Anxiety can be a useful tool given the right context. Think about what would happen if we never developed the ability to respond to stressful situations. The earliest humans lived in a harsh world and needed to adapt to situations as they arose. They wouldn’t have made it very long if they couldn’t run away from danger or fight to protect themselves.
Most of us live in a much more stable and secure environment than did our ancestors. However, we still suffer from anxiety even though we’re not at the mercy of a predator or the elements—and that can be good. You want to feel those butterflies when you’re going in for a job interview or are about to buy your first home. These events are atypical to your normal, day-to-day routine and should provoke a response. However, once the stressful event is over, we should expect to return to physiological balance…and most of us do.
Anxiety becomes a problem when it spills over into our everyday lives. For a person with an anxiety disorder normal tasks like going to the grocery store or even leaving the house can feel like an insurmountable challenge. For those who suffer from constant fear, worry or panic, normal situations in their external environmental can be perceived to be as threatening as facing off with a grizzly bear. With clinical anxiety, the person’s body is actually producing the same physiologic chemical reaction as if they were in a very dangerous encounter with a hungry animal. The reality though, is that there is no real threat.
A series of repetitive, highly charged, emotionally stressful events that occur in a person’s life within a short time frame could turn on the body’s stress response over and over again. When the stress response is turned on and can’t turn off, the body’s survival mechanisms are activated and can stay that way for long periods of time. When someone lives in survival mode, they are living in a state of emergency, and are continually prepared for peril. The brain and body are always highly aroused.
Here is where things can go from bad to worse. In preparation for the next perceived threat, a person will think about some future worst-case scenario – based on a specific past memory – and will emotionally embrace it with such focus and concentration, that their body begins to believe that it is living in that future reality in the present moment. Why? Because the body is the unconscious mind. It does not know the difference between an actual experience in life that creates an emotion or when an emotion is created by thought alone.

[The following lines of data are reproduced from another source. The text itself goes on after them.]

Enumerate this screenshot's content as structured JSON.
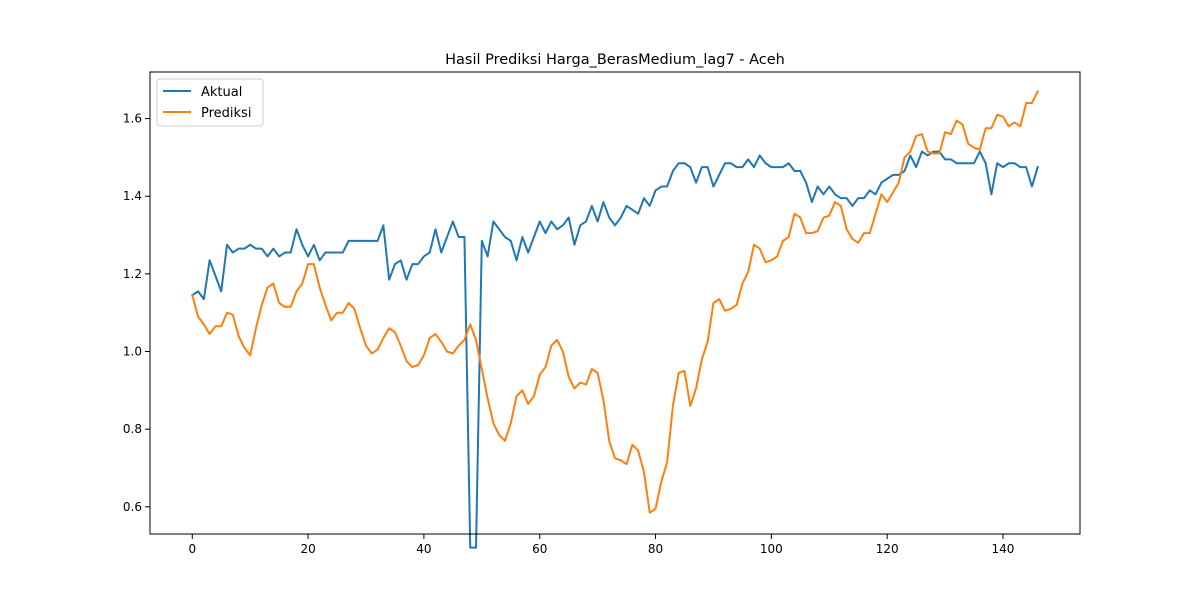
{
  "chart_data": {
    "type": "line",
    "title": "Hasil Prediksi Harga_BerasMedium_lag7 - Aceh",
    "xlabel": "",
    "ylabel": "",
    "xlim": [
      -7.3,
      153.3
    ],
    "ylim": [
      0.53,
      1.72
    ],
    "xticks": [
      0,
      20,
      40,
      60,
      80,
      100,
      120,
      140
    ],
    "yticks": [
      0.6,
      0.8,
      1.0,
      1.2,
      1.4,
      1.6
    ],
    "ytick_labels": [
      "0.6",
      "0.8",
      "1.0",
      "1.2",
      "1.4",
      "1.6"
    ],
    "grid": false,
    "legend_position": "top-left",
    "series": [
      {
        "name": "Aktual",
        "color": "#1f77b4",
        "values": [
          1.145,
          1.155,
          1.135,
          1.235,
          1.195,
          1.155,
          1.275,
          1.255,
          1.265,
          1.265,
          1.275,
          1.265,
          1.265,
          1.245,
          1.265,
          1.245,
          1.255,
          1.255,
          1.315,
          1.275,
          1.245,
          1.275,
          1.235,
          1.255,
          1.255,
          1.255,
          1.255,
          1.285,
          1.285,
          1.285,
          1.285,
          1.285,
          1.285,
          1.325,
          1.185,
          1.225,
          1.235,
          1.185,
          1.225,
          1.225,
          1.245,
          1.255,
          1.315,
          1.255,
          1.295,
          1.335,
          1.295,
          1.295,
          0.495,
          0.495,
          1.285,
          1.245,
          1.335,
          1.315,
          1.295,
          1.285,
          1.235,
          1.295,
          1.255,
          1.295,
          1.335,
          1.305,
          1.335,
          1.315,
          1.325,
          1.345,
          1.275,
          1.325,
          1.335,
          1.375,
          1.335,
          1.385,
          1.345,
          1.325,
          1.345,
          1.375,
          1.365,
          1.355,
          1.395,
          1.375,
          1.415,
          1.425,
          1.425,
          1.465,
          1.485,
          1.485,
          1.475,
          1.435,
          1.475,
          1.475,
          1.425,
          1.455,
          1.485,
          1.485,
          1.475,
          1.475,
          1.495,
          1.475,
          1.505,
          1.485,
          1.475,
          1.475,
          1.475,
          1.485,
          1.465,
          1.465,
          1.435,
          1.385,
          1.425,
          1.405,
          1.425,
          1.405,
          1.395,
          1.395,
          1.375,
          1.395,
          1.395,
          1.415,
          1.405,
          1.435,
          1.445,
          1.455,
          1.455,
          1.465,
          1.505,
          1.475,
          1.515,
          1.505,
          1.515,
          1.515,
          1.495,
          1.495,
          1.485,
          1.485,
          1.485,
          1.485,
          1.515,
          1.485,
          1.405,
          1.485,
          1.475,
          1.485,
          1.485,
          1.475,
          1.475,
          1.425,
          1.475
        ]
      },
      {
        "name": "Prediksi",
        "color": "#ff7f0e",
        "values": [
          1.145,
          1.09,
          1.07,
          1.045,
          1.065,
          1.065,
          1.1,
          1.095,
          1.04,
          1.01,
          0.99,
          1.06,
          1.12,
          1.165,
          1.175,
          1.125,
          1.115,
          1.115,
          1.155,
          1.175,
          1.225,
          1.225,
          1.165,
          1.12,
          1.08,
          1.1,
          1.1,
          1.125,
          1.11,
          1.06,
          1.015,
          0.995,
          1.005,
          1.035,
          1.06,
          1.05,
          1.015,
          0.975,
          0.96,
          0.965,
          0.99,
          1.035,
          1.045,
          1.025,
          1.0,
          0.995,
          1.015,
          1.03,
          1.07,
          1.03,
          0.955,
          0.88,
          0.815,
          0.785,
          0.77,
          0.815,
          0.885,
          0.9,
          0.865,
          0.885,
          0.94,
          0.96,
          1.015,
          1.03,
          1.0,
          0.935,
          0.905,
          0.92,
          0.915,
          0.955,
          0.945,
          0.875,
          0.77,
          0.725,
          0.72,
          0.71,
          0.76,
          0.745,
          0.69,
          0.585,
          0.595,
          0.665,
          0.715,
          0.86,
          0.945,
          0.95,
          0.86,
          0.905,
          0.98,
          1.025,
          1.125,
          1.135,
          1.105,
          1.11,
          1.12,
          1.175,
          1.205,
          1.275,
          1.265,
          1.23,
          1.235,
          1.245,
          1.285,
          1.295,
          1.355,
          1.345,
          1.305,
          1.305,
          1.31,
          1.345,
          1.35,
          1.385,
          1.375,
          1.315,
          1.29,
          1.28,
          1.305,
          1.305,
          1.355,
          1.405,
          1.385,
          1.41,
          1.435,
          1.5,
          1.515,
          1.555,
          1.56,
          1.515,
          1.51,
          1.51,
          1.565,
          1.56,
          1.595,
          1.585,
          1.535,
          1.525,
          1.52,
          1.575,
          1.575,
          1.61,
          1.605,
          1.58,
          1.59,
          1.58,
          1.64,
          1.64,
          1.67
        ]
      }
    ]
  }
}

As a result, the body can get knocked out of homeostasis just by thinking.
It is the redundancy of this process that conditions the body to become the mind of fear. In other words, anxiety is now subconsciously programmed into the body. In fact, when someone falls prey to a panic attack, they can try to control it with their conscious mind, but because it has been programmed into the body subconsciously, they have no ability to stop it because their body has literally become the mind of anxiety.
The physiology of an anxiety attack can be quite terrifying. Indeed, increased heart rate, shallow or labored breathing, excessive sweating, dizziness and the feeling of detachment convince a person they are in mortal danger. When this happens the sympathetic branch of the autonomic nervous system is turned on and has taken control.
Since anxiety attacks are a byproduct of hyper-vigilance—of constant preparation for the next stressful experience – then is it possible to reverse the process and teach an individual, through meditation, to become conscious of their subconscious or unconscious thoughts and feelings related to an imagined horrible outcome? If the purpose of meditation is to get beyond the analytical mind in order to move from the conscious mind into the subconscious mind, then is it possible to change the program? What if a person was taught how to settle the brain and body into the present moment over and over again? By living in the present moment even for 20-30 minutes at a time, shouldn’t the body (as well as the brain), start to feel safe, more relaxed and ultimately more balanced?
Is it also possible to then recondition the body to a new mind? To the mind of peace or joy, just by doing the exact same process that created the anxiety? In other words, what if a person selected a new future healthy or joyful experience and emotionally embraced that future with the same passion that created the anxiety in the first place? Over time, could their body begin to be conditioned to believe that it is living in that future scenario and subconsciously become the mind of joy?